Ernst’s son Erwin joined his father in the business in 1918 and felt strongly that they should be independent, they separated from Biedermann soon after. In 1922 Paltscho moved again to new premises at Am Graben 14 and after Ernst’s death in 1929, Erwin carried on the business alone. The company produced finely crafted pieces of jewellery that were influenced by the aesthetics of the Art Deco period and were frequently inspired by the natural world. Motifs including flowers, leaves and fruit were beautifully carved in a veritable rainbow of colourful hardstones as well as being painted into reverse carved rock crystal before being set in gold. Deep purple amethyst, pale pink rose quartz and bright red corals all lent their hues to a stylish array of bracelets, brooches, earrings and rings.

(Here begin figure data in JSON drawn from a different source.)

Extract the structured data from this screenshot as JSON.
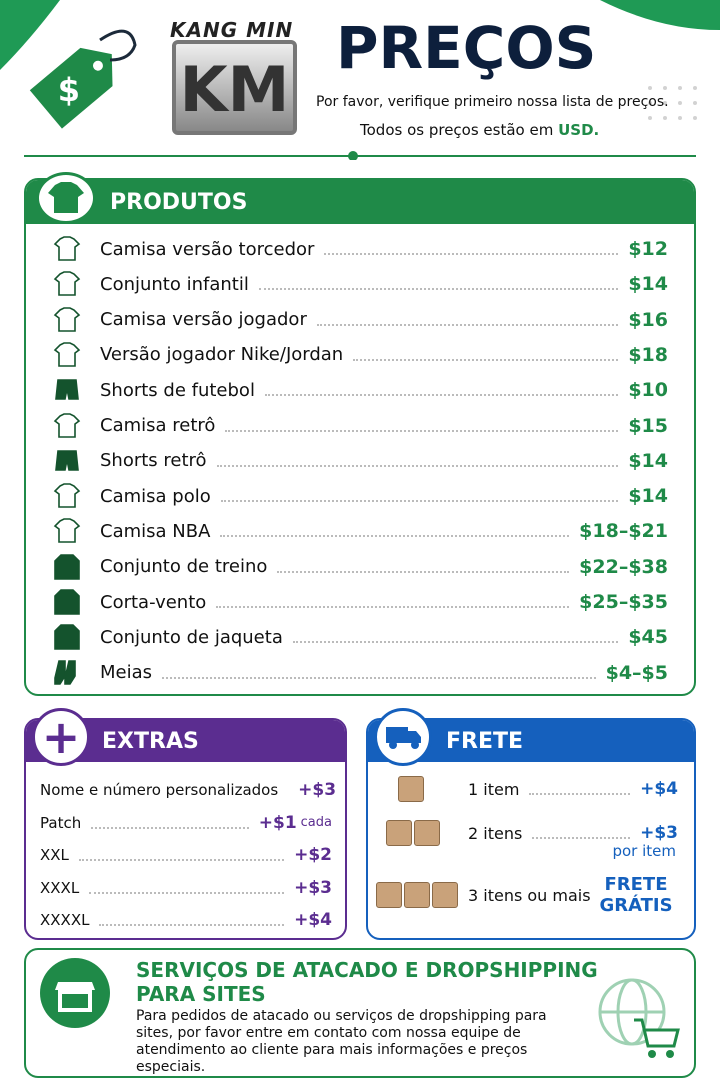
{
  "header": {
    "brand_top": "KANG MIN",
    "brand_logo": "KM",
    "title": "PREÇOS",
    "subtitle": "Por favor, verifique primeiro nossa lista de preços.",
    "note_prefix": "Todos os preços estão em",
    "note_currency": "USD."
  },
  "products": {
    "title": "PRODUTOS",
    "items": [
      {
        "name": "Camisa versão torcedor",
        "price": "$12"
      },
      {
        "name": "Conjunto infantil",
        "price": "$14"
      },
      {
        "name": "Camisa versão jogador",
        "price": "$16"
      },
      {
        "name": "Versão jogador Nike/Jordan",
        "price": "$18"
      },
      {
        "name": "Shorts de futebol",
        "price": "$10"
      },
      {
        "name": "Camisa retrô",
        "price": "$15"
      },
      {
        "name": "Shorts retrô",
        "price": "$14"
      },
      {
        "name": "Camisa polo",
        "price": "$14"
      },
      {
        "name": "Camisa NBA",
        "price": "$18–$21"
      },
      {
        "name": "Conjunto de treino",
        "price": "$22–$38"
      },
      {
        "name": "Corta-vento",
        "price": "$25–$35"
      },
      {
        "name": "Conjunto de jaqueta",
        "price": "$45"
      },
      {
        "name": "Meias",
        "price": "$4–$5"
      }
    ]
  },
  "extras": {
    "title": "EXTRAS",
    "items": [
      {
        "name": "Nome e número personalizados",
        "price": "+$3"
      },
      {
        "name": "Patch",
        "price": "+$1",
        "unit": "cada"
      },
      {
        "name": "XXL",
        "price": "+$2"
      },
      {
        "name": "XXXL",
        "price": "+$3"
      },
      {
        "name": "XXXXL",
        "price": "+$4"
      }
    ]
  },
  "shipping": {
    "title": "FRETE",
    "items": [
      {
        "name": "1 item",
        "price": "+$4"
      },
      {
        "name": "2 itens",
        "price": "+$3",
        "unit": "por item"
      },
      {
        "name": "3 itens ou mais",
        "price": "FRETE GRÁTIS"
      }
    ]
  },
  "wholesale": {
    "title": "SERVIÇOS DE ATACADO E DROPSHIPPING PARA SITES",
    "text": "Para pedidos de atacado ou serviços de dropshipping para sites, por favor entre em contato com nossa equipe de atendimento ao cliente para mais informações e preços especiais."
  }
}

The firm exhibited at fairs both in Europe and further afield in New York which exposed them to an ever increasing clientele. During the 1940’s and 50’s they continued to produce the carved gemstone floral jewellery for which they were now famous but, reflecting the mood and fashions of the period, they became more sculptural with an increase in the use of yellow gold. Another trademark of Paltscho’s jewels was their excellently fashioned clasps which would be cleverly concealed within the design of the piece. The jewellery was a source of inspiration to Erwin’s contemporaries and he was regarded as a designer at the very vanguard of Austrian artistic style and development.
A particularly charming example of a carved gemstone brooch in the form of a bonsai tree formed part of the famous Hull Grundy collection of jewellery that was donated to the British Museum in 1978 where it remains on display. The name Paltscho might not be as widely recognised today but jewellery connoisseurs still collect and appreciate the craftsmanship and appeal of these attractive jewels.